In a situation where breathing has stopped, on extremely rare occasions, (B), Breathing assistance may be required. Parents of children with a known tendency to stop breathing should be trained in CPR and have an ambo-bag as well as an oxygen tank handy at home. (C), Circulatory assistance is hardly ever required and is reserved for the hospital emergency department.
Measures to be taken during a seizure include: administration of Diastat, rectal Valium gel that helps stop the seizure within a few minutes. For those who have an implanted VNS (Vagal Nerve Stimulator), swiping the magnet will deliver an immediate electrical impulse that may shorten the seizure significantly as well. Following a seizure, the caregiver must assess the situation. If in doubt, call 911 or your physician in order to plan the next step, which includes future superior protection against further recurrent seizures. This may include remembering to administer the medications (anticonvulsants), as prescribed, making sure that the child keeps the medicine down, shaking the bottle of liquid medications (especially Dilantin, which tends to sediment at the bottom on the container), going to sleep on time, increasing the dose of the medications, or changing the medication regimen for better seizure control. Compliance with the prescribed medication regimen and keeping your physician informed of any mishaps is the best recipe for good seizure control. If poor seizure control is present for an extended period of time, obtaining a second opinion may be helpful.
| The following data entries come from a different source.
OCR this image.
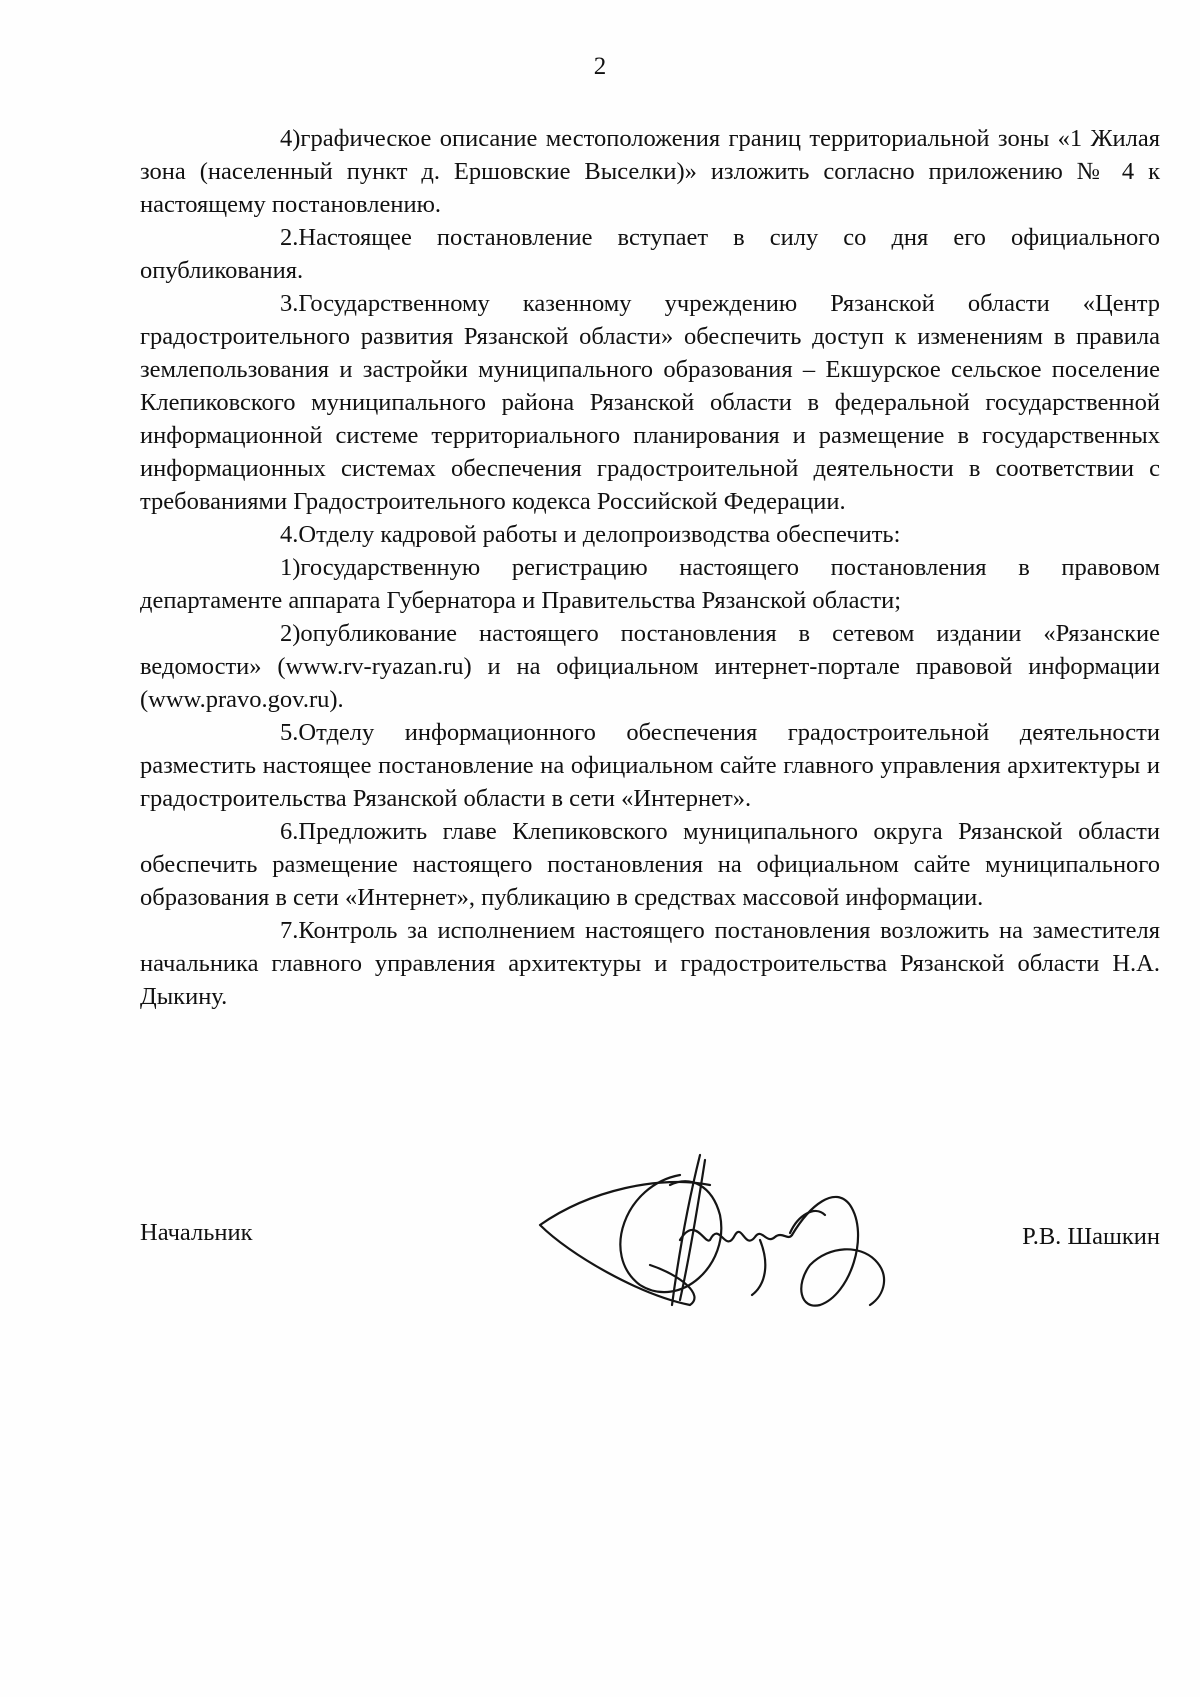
2

4)графическое описание местоположения границ территориальной зоны «1 Жилая зона (населенный пункт д. Ершовские Выселки)» изложить согласно приложению № 4 к настоящему постановлению.

2.Настоящее постановление вступает в силу со дня его официального опубликования.

3.Государственному казенному учреждению Рязанской области «Центр градостроительного развития Рязанской области» обеспечить доступ к изменениям в правила землепользования и застройки муниципального образования – Екшурское сельское поселение Клепиковского муниципального района Рязанской области в федеральной государственной информационной системе территориального планирования и размещение в государственных информационных системах обеспечения градостроительной деятельности в соответствии с требованиями Градостроительного кодекса Российской Федерации.

4.Отделу кадровой работы и делопроизводства обеспечить:

1)государственную регистрацию настоящего постановления в правовом департаменте аппарата Губернатора и Правительства Рязанской области;

2)опубликование настоящего постановления в сетевом издании «Рязанские ведомости» (www.rv-ryazan.ru) и на официальном интернет-портале правовой информации (www.pravo.gov.ru).

5.Отделу информационного обеспечения градостроительной деятельности разместить настоящее постановление на официальном сайте главного управления архитектуры и градостроительства Рязанской области в сети «Интернет».

6.Предложить главе Клепиковского муниципального округа Рязанской области обеспечить размещение настоящего постановления на официальном сайте муниципального образования в сети «Интернет», публикацию в средствах массовой информации.

7.Контроль за исполнением настоящего постановления возложить на заместителя начальника главного управления архитектуры и градостроительства Рязанской области Н.А. Дыкину.

Начальник	Р.В. Шашкин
The causes for seizures include the immediate causes for acute seizures and the chronic causes for epilepsy or a seizure disorder. The acute causes include hypoglycemia (low blood sugar, hypocalcemia (low blood calcium), meningitis, bacterial toxins (such as shigella), alcohol withdrawal, environmental toxins, electrical shock, and side effects of medication. Penicillin overdose may also cause a seizure. Chronic causes for epilepsy include genetic epilepsy (benign rolandic, absence and juvenile myoclonic epilepsies are some examples), congenital brain malformation associated with some neurocutaneous disorders (tuberous sclerosis, neurofibromatosis), migrational defects (where gray matter migrates to the wrong brain region during early development. Other causes include chronic effects of trauma or infection that did cause brain damage or damaged an area called the hippocampus in the front central temporal lobe that if damaged, becomes highly epileptogenic.